All those guys will do is, you know, decide everything.
But go further. Don't listen, either, to the strongly worded denials from Roethlisberger or Tollner or Rooney during and after the Steelers' 23-10 victory over the Bills at Heinz Field.
Turn all of the volume down to zero.
Instead, go with your eyes.
Look at what Roethlisberger has done, at his actions, even in this most miserable of seasons, and ask if this individual, as the report charges, wants out.
Ramon Foster, as often happens, put it best: “That guy's no quitter, and you're seeing that now more than ever.”
I'll emphatically second that: I've never been more impressed by Roethlisberger and, as a result, I've never been more convinced of his commitment to the Steelers.

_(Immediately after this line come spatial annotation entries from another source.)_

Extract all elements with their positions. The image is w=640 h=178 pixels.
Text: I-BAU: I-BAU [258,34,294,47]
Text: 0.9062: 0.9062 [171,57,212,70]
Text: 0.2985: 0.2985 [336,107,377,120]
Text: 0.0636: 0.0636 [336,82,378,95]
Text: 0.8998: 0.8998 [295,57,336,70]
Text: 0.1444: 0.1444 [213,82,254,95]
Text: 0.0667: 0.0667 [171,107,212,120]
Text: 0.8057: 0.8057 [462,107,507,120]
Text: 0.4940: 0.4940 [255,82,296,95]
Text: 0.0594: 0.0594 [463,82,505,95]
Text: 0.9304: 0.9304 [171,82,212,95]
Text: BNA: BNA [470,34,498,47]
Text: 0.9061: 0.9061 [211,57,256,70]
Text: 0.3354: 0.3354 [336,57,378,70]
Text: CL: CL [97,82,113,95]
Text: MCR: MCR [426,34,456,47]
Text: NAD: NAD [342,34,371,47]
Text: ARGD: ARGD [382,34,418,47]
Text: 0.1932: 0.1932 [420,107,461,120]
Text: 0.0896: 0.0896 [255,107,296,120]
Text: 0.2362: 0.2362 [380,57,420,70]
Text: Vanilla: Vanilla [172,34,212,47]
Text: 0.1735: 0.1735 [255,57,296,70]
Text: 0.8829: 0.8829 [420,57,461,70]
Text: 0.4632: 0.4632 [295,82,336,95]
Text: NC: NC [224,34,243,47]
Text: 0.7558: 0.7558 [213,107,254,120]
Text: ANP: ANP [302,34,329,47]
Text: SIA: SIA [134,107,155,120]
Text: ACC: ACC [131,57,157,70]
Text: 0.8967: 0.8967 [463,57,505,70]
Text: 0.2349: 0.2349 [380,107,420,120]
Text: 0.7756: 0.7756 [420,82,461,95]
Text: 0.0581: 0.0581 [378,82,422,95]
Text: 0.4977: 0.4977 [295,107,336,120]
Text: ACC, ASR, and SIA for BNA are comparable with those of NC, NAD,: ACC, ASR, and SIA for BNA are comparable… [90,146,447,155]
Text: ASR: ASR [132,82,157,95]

But don't take my word for it. Go inside the huddle. Go ask the men who know him far better than any of us.
Ask left tackle Kelvin Beachum about his encounter with Roethlisberger on the sideline during the final seconds Sunday, not long after Beachum allowed a defender a blindside sack.
“I asked Ben, ‘How's your body?' And he just said he was OK but that we have to do better,” Beachum recalled. “He holds us accountable, but he doesn't cuss us out, and he never gets discouraged. Never. There's frustration, but he just wants to keep going.”
Roethlisberger, for the record, has been sacked 35 times behind this patchwork line — four more Sunday, plus three other hits — and his next public complaint will be the first. His next missed snap will be the first, too.
Ask Jerricho Cotchery how Roethlisberger handles similar issues with his wide receivers.
“Never heard the first complaint,” Cotchery said. “This man gets hit, and all he does is line up for the next play. Mentally, I don't think there are too many NFL players at any position who can match him. He's that tough.”
That sound like a quitter to you, someone scrambling for a parachute?